L’acteur porte le costume chemise-cravate du magistrat intègre prêt à se battre contre une mafia puissante et omniprésente estampillée French Connection. Pendant plus d’une décennie, elle a fait de la citée phocéenne une des plaques tournantes du trafic de drogue. «Il n’avait peur de rien, raconte Dujardin. Il s’est lancé seul dans une véritable croisade avec comme unique certitude le triomphe de la justice. Il était à la fois un magistrat, un mari et un père de famille. Même s’il a fini assassiné, son nom est rentré dans la légende.»

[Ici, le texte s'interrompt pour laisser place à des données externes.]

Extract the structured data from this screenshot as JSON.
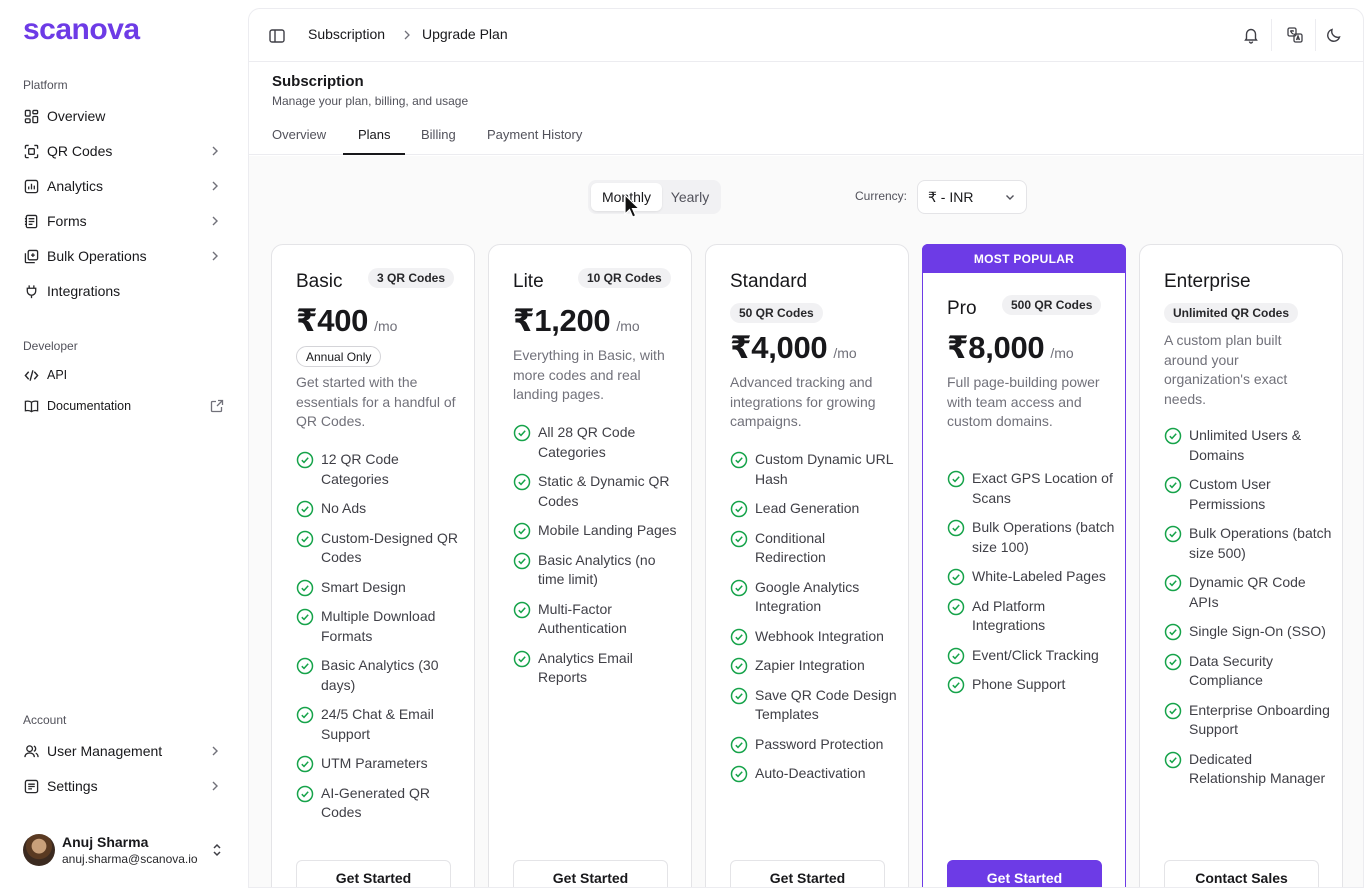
{
  "brand": {
    "name": "scanova",
    "accent": "#6d3be6"
  },
  "sidebar": {
    "platform_label": "Platform",
    "developer_label": "Developer",
    "account_label": "Account",
    "items": [
      {
        "label": "Overview",
        "icon": "dashboard-icon"
      },
      {
        "label": "QR Codes",
        "icon": "qr-scan-icon"
      },
      {
        "label": "Analytics",
        "icon": "bar-chart-icon"
      },
      {
        "label": "Forms",
        "icon": "form-icon"
      },
      {
        "label": "Bulk Operations",
        "icon": "stack-icon"
      },
      {
        "label": "Integrations",
        "icon": "plug-icon"
      }
    ],
    "dev_items": [
      {
        "label": "API",
        "icon": "code-icon"
      },
      {
        "label": "Documentation",
        "icon": "book-icon"
      }
    ],
    "account_items": [
      {
        "label": "User Management",
        "icon": "users-icon"
      },
      {
        "label": "Settings",
        "icon": "settings-icon"
      }
    ],
    "user": {
      "name": "Anuj Sharma",
      "email": "anuj.sharma@scanova.io"
    }
  },
  "header": {
    "breadcrumb": [
      "Subscription",
      "Upgrade Plan"
    ]
  },
  "page": {
    "title": "Subscription",
    "subtitle": "Manage your plan, billing, and usage"
  },
  "tabs": [
    "Overview",
    "Plans",
    "Billing",
    "Payment History"
  ],
  "active_tab": "Plans",
  "billing_period": {
    "options": [
      "Monthly",
      "Yearly"
    ],
    "selected": "Monthly"
  },
  "currency": {
    "label": "Currency:",
    "value": "₹ - INR"
  },
  "plans": [
    {
      "name": "Basic",
      "badge": "3 QR Codes",
      "price": "₹400",
      "per": "/mo",
      "note": "Annual Only",
      "desc": "Get started with the essentials for a handful of QR Codes.",
      "features": [
        "12 QR Code Categories",
        "No Ads",
        "Custom-Designed QR Codes",
        "Smart Design",
        "Multiple Download Formats",
        "Basic Analytics (30 days)",
        "24/5 Chat & Email Support",
        "UTM Parameters",
        "AI-Generated QR Codes"
      ],
      "cta": "Get Started"
    },
    {
      "name": "Lite",
      "badge": "10 QR Codes",
      "price": "₹1,200",
      "per": "/mo",
      "desc": "Everything in Basic, with more codes and real landing pages.",
      "features": [
        "All 28 QR Code Categories",
        "Static & Dynamic QR Codes",
        "Mobile Landing Pages",
        "Basic Analytics (no time limit)",
        "Multi-Factor Authentication",
        "Analytics Email Reports"
      ],
      "cta": "Get Started"
    },
    {
      "name": "Standard",
      "badge": "50 QR Codes",
      "price": "₹4,000",
      "per": "/mo",
      "desc": "Advanced tracking and integrations for growing campaigns.",
      "features": [
        "Custom Dynamic URL Hash",
        "Lead Generation",
        "Conditional Redirection",
        "Google Analytics Integration",
        "Webhook Integration",
        "Zapier Integration",
        "Save QR Code Design Templates",
        "Password Protection",
        "Auto-Deactivation"
      ],
      "cta": "Get Started"
    },
    {
      "name": "Pro",
      "badge": "500 QR Codes",
      "price": "₹8,000",
      "per": "/mo",
      "ribbon": "MOST POPULAR",
      "desc": "Full page-building power with team access and custom domains.",
      "features": [
        "Exact GPS Location of Scans",
        "Bulk Operations (batch size 100)",
        "White-Labeled Pages",
        "Ad Platform Integrations",
        "Event/Click Tracking",
        "Phone Support"
      ],
      "cta": "Get Started"
    },
    {
      "name": "Enterprise",
      "badge": "Unlimited QR Codes",
      "desc": "A custom plan built around your organization's exact needs.",
      "features": [
        "Unlimited Users & Domains",
        "Custom User Permissions",
        "Bulk Operations (batch size 500)",
        "Dynamic QR Code APIs",
        "Single Sign-On (SSO)",
        "Data Security Compliance",
        "Enterprise Onboarding Support",
        "Dedicated Relationship Manager"
      ],
      "cta": "Contact Sales"
    }
  ]
}
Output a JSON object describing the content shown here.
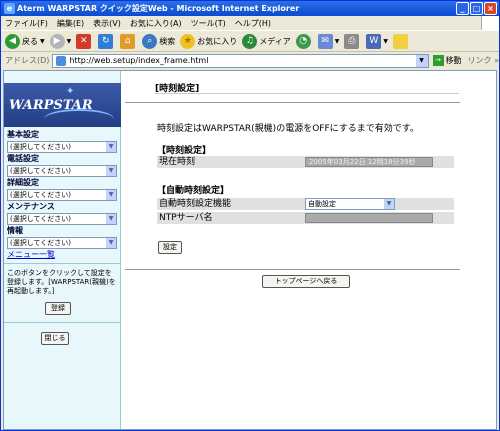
{
  "window": {
    "title": "Aterm WARPSTAR クイック設定Web - Microsoft Internet Explorer"
  },
  "menu": [
    "ファイル(F)",
    "編集(E)",
    "表示(V)",
    "お気に入り(A)",
    "ツール(T)",
    "ヘルプ(H)"
  ],
  "toolbar": {
    "back_label": "戻る",
    "search_label": "検索",
    "favorites_label": "お気に入り",
    "media_label": "メディア"
  },
  "address": {
    "label": "アドレス(D)",
    "url": "http://web.setup/index_frame.html",
    "go_label": "移動",
    "links_label": "リンク »"
  },
  "sidebar": {
    "logo_text": "WARPSTAR",
    "groups": [
      {
        "label": "基本設定",
        "selected": "(選択してください)"
      },
      {
        "label": "電話設定",
        "selected": "(選択してください)"
      },
      {
        "label": "詳細設定",
        "selected": "(選択してください)"
      },
      {
        "label": "メンテナンス",
        "selected": "(選択してください)"
      },
      {
        "label": "情報",
        "selected": "(選択してください)"
      }
    ],
    "menu_list_link": "メニュー一覧",
    "note": "このボタンをクリックして設定を登録します。[WARPSTAR(親機)を再起動します。]",
    "register_button": "登録",
    "close_button": "閉じる"
  },
  "main": {
    "page_title": "[時刻設定]",
    "description": "時刻設定はWARPSTAR(親機)の電源をOFFにするまで有効です。",
    "section_time": "【時刻設定】",
    "current_time_label": "現在時刻",
    "current_time_value": "2005年03月22日 12時18分39秒",
    "section_auto": "【自動時刻設定】",
    "auto_function_label": "自動時刻設定機能",
    "auto_function_value": "自動設定",
    "ntp_label": "NTPサーバ名",
    "ntp_value": "",
    "set_button": "設定",
    "top_page_button": "トップページへ戻る"
  },
  "colors": {
    "titlebar": "#0a4bd0",
    "sidebar_bg": "#e8f7fb",
    "logo_bg": "#233e86"
  }
}
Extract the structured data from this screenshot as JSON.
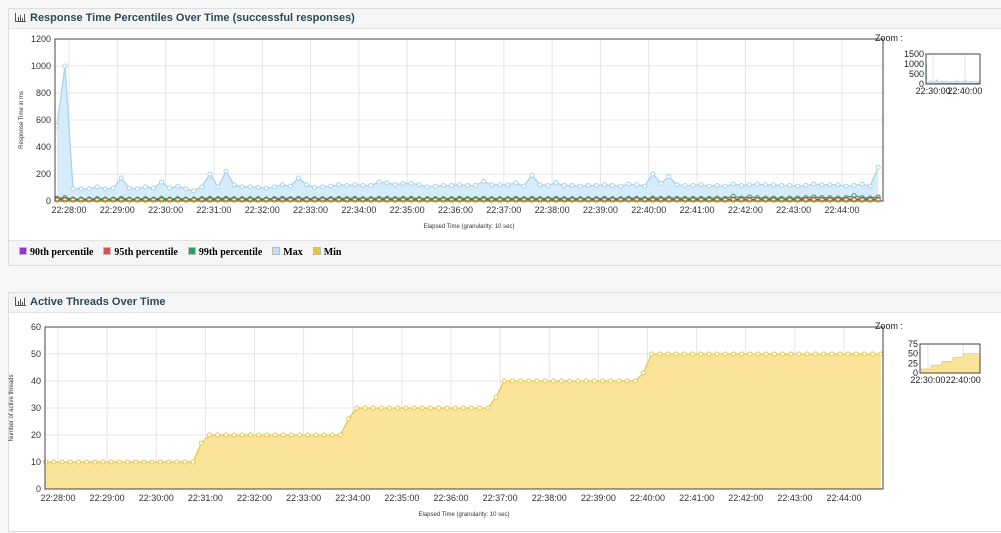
{
  "panels": [
    {
      "title": "Response Time Percentiles Over Time (successful responses)",
      "zoom_label": "Zoom :",
      "legend": [
        {
          "label": "90th percentile",
          "color": "#9b30d9"
        },
        {
          "label": "95th percentile",
          "color": "#d9534f"
        },
        {
          "label": "99th percentile",
          "color": "#2ca25f"
        },
        {
          "label": "Max",
          "color": "#bfe0f5"
        },
        {
          "label": "Min",
          "color": "#f0c330"
        }
      ]
    },
    {
      "title": "Active Threads Over Time",
      "zoom_label": "Zoom :"
    }
  ],
  "chart_data": [
    {
      "type": "line",
      "title": "Response Time Percentiles Over Time (successful responses)",
      "xlabel": "Elapsed Time (granularity: 10 sec)",
      "ylabel": "Response Time in ms",
      "ylim": [
        0,
        1200
      ],
      "yticks": [
        "0",
        "200",
        "400",
        "600",
        "800",
        "1000",
        "1200"
      ],
      "xticks": [
        "22:28:00",
        "22:29:00",
        "22:30:00",
        "22:31:00",
        "22:32:00",
        "22:33:00",
        "22:34:00",
        "22:35:00",
        "22:36:00",
        "22:37:00",
        "22:38:00",
        "22:39:00",
        "22:40:00",
        "22:41:00",
        "22:42:00",
        "22:43:00",
        "22:44:00"
      ],
      "x_start": "22:27:45",
      "x_step_seconds": 10,
      "grid": true,
      "legend_placement": "bottom",
      "zoom_yticks": [
        "0",
        "500",
        "1000",
        "1500"
      ],
      "zoom_xticks": [
        "22:30:00",
        "22:40:00"
      ],
      "series": [
        {
          "name": "Max",
          "color": "#a9d3ee",
          "fill": "#d7ecfa",
          "values": [
            555,
            1000,
            90,
            90,
            90,
            105,
            90,
            95,
            170,
            95,
            90,
            105,
            95,
            140,
            95,
            110,
            90,
            75,
            105,
            200,
            105,
            220,
            120,
            105,
            105,
            100,
            95,
            105,
            120,
            110,
            170,
            120,
            100,
            105,
            110,
            120,
            115,
            120,
            115,
            115,
            140,
            135,
            120,
            130,
            130,
            120,
            105,
            110,
            115,
            115,
            120,
            115,
            115,
            145,
            120,
            120,
            120,
            135,
            110,
            190,
            120,
            115,
            135,
            115,
            115,
            110,
            115,
            115,
            120,
            115,
            110,
            125,
            120,
            110,
            200,
            130,
            180,
            120,
            115,
            115,
            120,
            110,
            115,
            110,
            125,
            115,
            120,
            125,
            120,
            120,
            115,
            115,
            110,
            115,
            125,
            120,
            120,
            120,
            110,
            115,
            125,
            110,
            250
          ]
        },
        {
          "name": "99th percentile",
          "color": "#2ca25f",
          "values": [
            20,
            25,
            15,
            15,
            15,
            18,
            15,
            15,
            20,
            15,
            15,
            18,
            15,
            20,
            15,
            18,
            15,
            15,
            18,
            20,
            18,
            20,
            18,
            18,
            18,
            18,
            15,
            18,
            20,
            18,
            20,
            18,
            18,
            18,
            18,
            20,
            18,
            20,
            18,
            18,
            20,
            20,
            18,
            20,
            20,
            18,
            18,
            18,
            18,
            18,
            20,
            18,
            18,
            20,
            18,
            18,
            18,
            20,
            18,
            20,
            18,
            18,
            20,
            18,
            18,
            18,
            18,
            18,
            20,
            18,
            18,
            20,
            20,
            18,
            22,
            20,
            22,
            20,
            20,
            20,
            20,
            20,
            22,
            20,
            35,
            22,
            30,
            25,
            22,
            22,
            20,
            22,
            22,
            25,
            30,
            25,
            25,
            22,
            25,
            40,
            25,
            22,
            30
          ]
        },
        {
          "name": "95th percentile",
          "color": "#d9534f",
          "values": [
            12,
            14,
            10,
            10,
            10,
            11,
            10,
            10,
            12,
            10,
            10,
            11,
            10,
            12,
            10,
            11,
            10,
            10,
            11,
            12,
            11,
            12,
            11,
            11,
            11,
            11,
            10,
            11,
            12,
            11,
            12,
            11,
            11,
            11,
            11,
            12,
            11,
            12,
            11,
            11,
            12,
            12,
            11,
            12,
            12,
            11,
            11,
            11,
            11,
            11,
            12,
            11,
            11,
            12,
            11,
            11,
            11,
            12,
            11,
            12,
            11,
            11,
            12,
            11,
            11,
            11,
            11,
            11,
            12,
            11,
            11,
            12,
            12,
            11,
            13,
            12,
            13,
            12,
            12,
            12,
            12,
            12,
            13,
            12,
            15,
            13,
            14,
            13,
            13,
            13,
            12,
            13,
            13,
            14,
            15,
            14,
            14,
            13,
            14,
            16,
            14,
            13,
            15
          ]
        },
        {
          "name": "90th percentile",
          "color": "#9b30d9",
          "values": [
            9,
            10,
            8,
            8,
            8,
            8,
            8,
            8,
            9,
            8,
            8,
            8,
            8,
            9,
            8,
            8,
            8,
            8,
            8,
            9,
            8,
            9,
            8,
            8,
            8,
            8,
            8,
            8,
            9,
            8,
            9,
            8,
            8,
            8,
            8,
            9,
            8,
            9,
            8,
            8,
            9,
            9,
            8,
            9,
            9,
            8,
            8,
            8,
            8,
            8,
            9,
            8,
            8,
            9,
            8,
            8,
            8,
            9,
            8,
            9,
            8,
            8,
            9,
            8,
            8,
            8,
            8,
            8,
            9,
            8,
            8,
            9,
            9,
            8,
            10,
            9,
            10,
            9,
            9,
            9,
            9,
            9,
            10,
            9,
            11,
            10,
            10,
            10,
            10,
            10,
            9,
            10,
            10,
            10,
            11,
            10,
            10,
            10,
            10,
            12,
            10,
            10,
            11
          ]
        },
        {
          "name": "Min",
          "color": "#f0c330",
          "values": [
            3,
            3,
            3,
            3,
            3,
            3,
            3,
            3,
            3,
            3,
            3,
            3,
            3,
            3,
            3,
            3,
            3,
            3,
            3,
            3,
            3,
            3,
            3,
            3,
            3,
            3,
            3,
            3,
            3,
            3,
            3,
            3,
            3,
            3,
            3,
            3,
            3,
            3,
            3,
            3,
            3,
            3,
            3,
            3,
            3,
            3,
            3,
            3,
            3,
            3,
            3,
            3,
            3,
            3,
            3,
            3,
            3,
            3,
            3,
            3,
            3,
            3,
            3,
            3,
            3,
            3,
            3,
            3,
            3,
            3,
            3,
            3,
            3,
            3,
            3,
            3,
            3,
            3,
            3,
            3,
            3,
            3,
            3,
            3,
            3,
            3,
            3,
            3,
            3,
            3,
            3,
            3,
            3,
            3,
            3,
            3,
            3,
            3,
            3,
            3,
            3,
            3,
            3
          ]
        }
      ]
    },
    {
      "type": "area",
      "title": "Active Threads Over Time",
      "xlabel": "Elapsed Time (granularity: 10 sec)",
      "ylabel": "Number of active threads",
      "ylim": [
        0,
        60
      ],
      "yticks": [
        "0",
        "10",
        "20",
        "30",
        "40",
        "50",
        "60"
      ],
      "xticks": [
        "22:28:00",
        "22:29:00",
        "22:30:00",
        "22:31:00",
        "22:32:00",
        "22:33:00",
        "22:34:00",
        "22:35:00",
        "22:36:00",
        "22:37:00",
        "22:38:00",
        "22:39:00",
        "22:40:00",
        "22:41:00",
        "22:42:00",
        "22:43:00",
        "22:44:00"
      ],
      "x_start": "22:27:45",
      "x_step_seconds": 10,
      "grid": true,
      "zoom_yticks": [
        "0",
        "25",
        "50",
        "75"
      ],
      "zoom_xticks": [
        "22:30:00",
        "22:40:00"
      ],
      "series": [
        {
          "color": "#e8c84a",
          "fill": "#fbe49a",
          "values": [
            10,
            10,
            10,
            10,
            10,
            10,
            10,
            10,
            10,
            10,
            10,
            10,
            10,
            10,
            10,
            10,
            10,
            10,
            10,
            17,
            20,
            20,
            20,
            20,
            20,
            20,
            20,
            20,
            20,
            20,
            20,
            20,
            20,
            20,
            20,
            20,
            20,
            26,
            30,
            30,
            30,
            30,
            30,
            30,
            30,
            30,
            30,
            30,
            30,
            30,
            30,
            30,
            30,
            30,
            30,
            34,
            40,
            40,
            40,
            40,
            40,
            40,
            40,
            40,
            40,
            40,
            40,
            40,
            40,
            40,
            40,
            40,
            40,
            43,
            50,
            50,
            50,
            50,
            50,
            50,
            50,
            50,
            50,
            50,
            50,
            50,
            50,
            50,
            50,
            50,
            50,
            50,
            50,
            50,
            50,
            50,
            50,
            50,
            50,
            50,
            50,
            50,
            50
          ]
        }
      ]
    }
  ]
}
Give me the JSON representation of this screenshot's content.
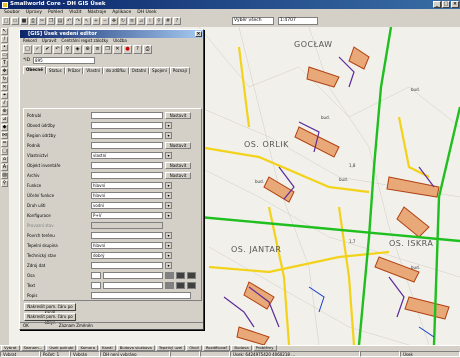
{
  "app": {
    "title": "Smallworld Core - DH GIS Úsek",
    "window_buttons": [
      "_",
      "□",
      "×"
    ]
  },
  "menubar": [
    "Soubor",
    "Úpravy",
    "Pohled",
    "Vložit",
    "Nástroje",
    "Aplikace",
    "DH Úsek"
  ],
  "toolbar": {
    "select_1": "Výběr všech",
    "select_2": "1:4707"
  },
  "map": {
    "labels": [
      {
        "text": "GOCŁAW"
      },
      {
        "text": "OS. ORLIK"
      },
      {
        "text": "OS. JANTAR"
      },
      {
        "text": "OS. ISKRA"
      }
    ],
    "small": [
      "bud.",
      "bud.",
      "bud.",
      "bud.",
      "bud.",
      "1,7",
      "1,8"
    ],
    "colors": {
      "road_green": "#1fbf1f",
      "road_yellow": "#f2d21a",
      "network_purple": "#5a2a9a",
      "network_blue": "#1a3fd0",
      "building_orange": "#e8a878",
      "building_outline": "#b04010"
    }
  },
  "dialog": {
    "title": "[GIS] Úsek vedení editor",
    "menu": [
      "Rekord",
      "Úpravit",
      "Centrální regist záložky",
      "Úložba"
    ],
    "id_label": "*ID",
    "id_value": "895",
    "tabs": [
      "Obecné",
      "Status",
      "Průzor",
      "Vlastní",
      "do zdůfku",
      "Ostatní",
      "Spojení",
      "Poznají"
    ],
    "fields": [
      {
        "label": "Potrubí",
        "value": "",
        "button": "Nastavit"
      },
      {
        "label": "Obvod údržby",
        "value": ""
      },
      {
        "label": "Region údržby",
        "value": ""
      },
      {
        "label": "Podnik",
        "value": "",
        "button": "Nastavit"
      },
      {
        "label": "Vlastnictví",
        "value": "vlastní"
      },
      {
        "label": "Objekt inventáře",
        "value": "",
        "button": "Nastavit"
      },
      {
        "label": "Archiv",
        "value": "",
        "button": "Nastavit"
      },
      {
        "label": "Funkce",
        "value": "hlavní"
      },
      {
        "label": "Účelní funkce",
        "value": "hlavní"
      },
      {
        "label": "Druh uliti",
        "value": "vodní"
      },
      {
        "label": "Konfigurace",
        "value": "P+V"
      },
      {
        "label": "Provozní stav",
        "value": ""
      },
      {
        "label": "Povrch terénu",
        "value": ""
      },
      {
        "label": "Tepelní skupina",
        "value": "hlavní"
      },
      {
        "label": "Technický stav",
        "value": "dobrý"
      },
      {
        "label": "Zdroj dat",
        "value": ""
      },
      {
        "label": "Osa",
        "value": ""
      },
      {
        "label": "Text",
        "value": ""
      },
      {
        "label": "Popis",
        "value": ""
      }
    ],
    "buttons": [
      "Nakreslit pom. čáru po kanál",
      "Nakreslit pom. čáru po oblyn"
    ],
    "status": [
      "OK",
      "Záznam Změněn"
    ]
  },
  "taskbar": [
    "Vybrat",
    "Seznam...",
    "Úsek potrubí",
    "Komora",
    "Kanál",
    "Budova sluzbova",
    "Tepelný uzel",
    "Okolí",
    "Rozdělovač",
    "Budova",
    "Problémy"
  ],
  "statusbar": [
    "Vybrat",
    "Počet: 1",
    "Vybrán",
    "DH není vybráno",
    "",
    "",
    "Úsek: 6424975420 4060218 ...",
    "",
    "Úsek"
  ]
}
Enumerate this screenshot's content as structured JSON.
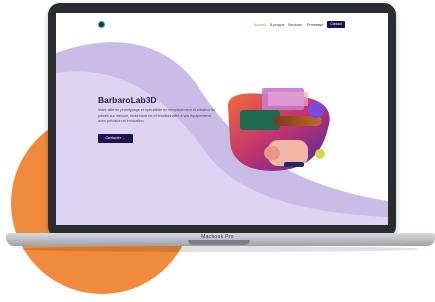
{
  "device": {
    "label": "Macbook Pro"
  },
  "nav": {
    "items": [
      {
        "label": "Accueil",
        "active": true
      },
      {
        "label": "À propos",
        "active": false
      },
      {
        "label": "Services",
        "active": false
      },
      {
        "label": "Promesse",
        "active": false
      }
    ],
    "cta_label": "Contact"
  },
  "hero": {
    "title": "BarbaroLab3D",
    "description": "Votre allié en prototypage et spécialiste en remplacement et création de pièces sur mesure, redonnant vie et fonctionnalité à vos équipements avec précision et innovation.",
    "cta_label": "Contacter →"
  },
  "colors": {
    "accent_orange": "#f08a3c",
    "brand_navy": "#1b1450",
    "lavender": "#c9bde8",
    "nav_active": "#e06a2a"
  },
  "icons": [
    "logo-icon",
    "arrow-right-icon"
  ]
}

L’œuvre se permet quelques libertés telle cette rencontre inventée entre le juge Michel et le fameux gangster Zampa. «Ils ne se sont jamais rencontrés, confirme Dujardin. Par contre, je trouvais intéressant de me confronter avec Gilles que je trouve formidable et surprenant.»

Incarner une figure aussi emblématique de l’histoire judiciaire a mis une certaine pression sur les épaules de Dujardin. «Je voulais lui rendre hommage sans le trahir, car cet homme a été un héros courageux. J’ai un gros respect pour lui. Je voulais également donner ma version du juge Michel sans la prétention de me mettre à sa place.»

L’acteur déambule comme un poisson dans l’eau à travers les rues de Marseille constamment baigné par un soleil de plomb. «Je connais bien la ville pour m’y être baladé dans ses ruelles étroites et son Vieux-Port. Ce que je trouve intéressant, c’est que le film fait de cet endroit un lieu marqué par le cinéma du temps de Jean-Paul Belmondo ou Lino Ventura, deux grands comédiens qui auraient pu se retrouver dans La French

L’entrevue a été réalisée à Paris grâce à l’invitation des Rendez-vous d’Unifrance.

La French – Les Films Séville – Drame policier – 135 minutes – Sortie en salles le 24 avril 2015 – France.